Southern Wetland Flora
Field Office Guide to Plant Species
Andropogon glomeratus (Walter) BSP.
- Family: Grass (Poaceae)
- Flowering: September-October
- Field Marks: This grass differs by its thick, massive, terminal inflorescence with its paired spikelets. One spikelet of each pair is reduced to a long-hairy bristle.
- Habitat: Low roadsides, moist pinelands, brackish and freshwater marsh borders, sloughs, wet ditches.
- Habit: Coarse grass with short rhizomes.
- Stems: Upright, stout, up to 4 feet tall, smooth except sometimes at the uppermost nodes.

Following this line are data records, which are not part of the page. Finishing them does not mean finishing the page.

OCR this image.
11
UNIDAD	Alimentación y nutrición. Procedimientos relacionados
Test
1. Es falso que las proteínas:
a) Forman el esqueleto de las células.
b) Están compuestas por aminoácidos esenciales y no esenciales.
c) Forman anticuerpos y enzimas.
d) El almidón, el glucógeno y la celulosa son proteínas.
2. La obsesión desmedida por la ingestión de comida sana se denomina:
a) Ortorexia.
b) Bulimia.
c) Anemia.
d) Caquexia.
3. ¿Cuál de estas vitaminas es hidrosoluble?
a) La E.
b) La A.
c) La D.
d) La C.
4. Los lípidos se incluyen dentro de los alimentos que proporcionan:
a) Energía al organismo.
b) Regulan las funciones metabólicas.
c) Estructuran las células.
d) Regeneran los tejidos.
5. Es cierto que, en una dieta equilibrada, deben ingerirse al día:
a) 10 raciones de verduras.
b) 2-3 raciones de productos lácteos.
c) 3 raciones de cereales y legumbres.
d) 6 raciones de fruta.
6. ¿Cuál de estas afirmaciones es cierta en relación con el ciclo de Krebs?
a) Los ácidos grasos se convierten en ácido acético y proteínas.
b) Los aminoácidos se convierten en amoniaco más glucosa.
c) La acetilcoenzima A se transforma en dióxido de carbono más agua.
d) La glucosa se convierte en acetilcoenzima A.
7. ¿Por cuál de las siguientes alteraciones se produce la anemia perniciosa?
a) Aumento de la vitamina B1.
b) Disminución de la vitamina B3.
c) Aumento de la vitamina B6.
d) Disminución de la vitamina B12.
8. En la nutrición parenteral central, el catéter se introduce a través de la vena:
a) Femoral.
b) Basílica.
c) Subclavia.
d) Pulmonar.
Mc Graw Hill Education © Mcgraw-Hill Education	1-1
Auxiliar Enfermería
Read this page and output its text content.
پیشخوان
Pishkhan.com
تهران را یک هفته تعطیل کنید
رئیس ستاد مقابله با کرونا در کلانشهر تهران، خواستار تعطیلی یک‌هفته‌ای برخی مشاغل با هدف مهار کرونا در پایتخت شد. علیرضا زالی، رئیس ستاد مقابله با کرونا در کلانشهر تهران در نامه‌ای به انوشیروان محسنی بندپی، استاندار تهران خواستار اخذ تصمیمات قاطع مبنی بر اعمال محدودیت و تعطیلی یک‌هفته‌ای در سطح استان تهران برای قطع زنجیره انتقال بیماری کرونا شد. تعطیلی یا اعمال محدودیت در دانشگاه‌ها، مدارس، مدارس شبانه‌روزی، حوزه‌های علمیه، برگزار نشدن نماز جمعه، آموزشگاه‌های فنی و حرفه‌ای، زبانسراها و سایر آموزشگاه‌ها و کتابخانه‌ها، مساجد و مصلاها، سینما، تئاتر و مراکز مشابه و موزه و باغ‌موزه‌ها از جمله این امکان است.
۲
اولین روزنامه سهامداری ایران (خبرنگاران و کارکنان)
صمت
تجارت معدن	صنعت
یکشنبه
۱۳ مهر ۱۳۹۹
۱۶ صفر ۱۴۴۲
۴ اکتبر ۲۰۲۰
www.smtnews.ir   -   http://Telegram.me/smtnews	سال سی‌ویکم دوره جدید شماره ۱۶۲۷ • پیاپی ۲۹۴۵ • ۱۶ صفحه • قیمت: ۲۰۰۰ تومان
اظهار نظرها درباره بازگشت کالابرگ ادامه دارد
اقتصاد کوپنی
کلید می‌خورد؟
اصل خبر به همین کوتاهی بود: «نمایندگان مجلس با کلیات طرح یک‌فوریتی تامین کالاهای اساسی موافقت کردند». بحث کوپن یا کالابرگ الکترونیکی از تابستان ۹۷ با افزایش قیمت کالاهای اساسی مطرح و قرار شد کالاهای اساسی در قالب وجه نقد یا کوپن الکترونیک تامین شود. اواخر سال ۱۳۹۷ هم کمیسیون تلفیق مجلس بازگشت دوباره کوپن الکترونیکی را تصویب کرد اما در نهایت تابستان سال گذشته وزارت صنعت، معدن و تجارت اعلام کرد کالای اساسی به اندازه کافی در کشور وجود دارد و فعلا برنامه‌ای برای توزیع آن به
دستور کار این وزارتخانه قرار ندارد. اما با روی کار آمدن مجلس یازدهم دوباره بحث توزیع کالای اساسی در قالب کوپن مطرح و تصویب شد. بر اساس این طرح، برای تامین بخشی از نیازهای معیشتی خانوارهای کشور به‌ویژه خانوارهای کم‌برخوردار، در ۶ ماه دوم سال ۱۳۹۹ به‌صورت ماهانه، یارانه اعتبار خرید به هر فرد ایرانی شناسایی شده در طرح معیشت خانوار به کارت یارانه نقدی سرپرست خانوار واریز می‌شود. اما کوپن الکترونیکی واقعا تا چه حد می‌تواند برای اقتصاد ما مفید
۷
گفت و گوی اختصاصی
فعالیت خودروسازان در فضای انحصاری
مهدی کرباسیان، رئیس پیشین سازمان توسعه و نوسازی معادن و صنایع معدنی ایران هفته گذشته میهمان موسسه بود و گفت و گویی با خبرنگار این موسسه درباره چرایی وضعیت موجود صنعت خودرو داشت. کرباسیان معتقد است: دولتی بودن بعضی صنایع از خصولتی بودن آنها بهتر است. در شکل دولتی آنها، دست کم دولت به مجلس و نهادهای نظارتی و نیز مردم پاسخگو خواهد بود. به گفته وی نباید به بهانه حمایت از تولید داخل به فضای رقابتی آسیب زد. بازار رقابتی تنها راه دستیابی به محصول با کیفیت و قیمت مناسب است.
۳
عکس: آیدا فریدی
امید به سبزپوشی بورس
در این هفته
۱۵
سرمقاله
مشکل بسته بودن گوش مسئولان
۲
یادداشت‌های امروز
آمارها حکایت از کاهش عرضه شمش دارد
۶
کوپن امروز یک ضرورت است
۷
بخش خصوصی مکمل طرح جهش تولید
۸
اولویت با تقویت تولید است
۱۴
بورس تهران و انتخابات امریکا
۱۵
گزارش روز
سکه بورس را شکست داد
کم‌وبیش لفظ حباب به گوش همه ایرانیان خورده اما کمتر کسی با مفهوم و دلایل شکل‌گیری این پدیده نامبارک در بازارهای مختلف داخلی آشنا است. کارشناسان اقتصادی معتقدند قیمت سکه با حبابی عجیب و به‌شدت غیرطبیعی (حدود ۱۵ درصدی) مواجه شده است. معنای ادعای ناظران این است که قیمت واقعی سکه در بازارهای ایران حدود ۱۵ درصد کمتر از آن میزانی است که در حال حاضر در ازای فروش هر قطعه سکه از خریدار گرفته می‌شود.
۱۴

- Leaves: Elongated, sometimes nearly as long as the flowering stem, up to 1/8 inch wide, rough to the touch, at least along the edges.
- Flowers: Borne in spikelets, the spikelets arranged in racemes; racemes densely crowded, forming a massive oblong head up to 15 inches long.
- Spikelets: Borne in pairs, although one member of the pair reduced to a long-hairy bristle, the other member awned.
- Sepals: 0.
- Petals: 0.
- Stamens: 1.
- Pistils: Ovary superior.
- Notes: Some botanists consider this grass to be a variety of Andropogon virginicus.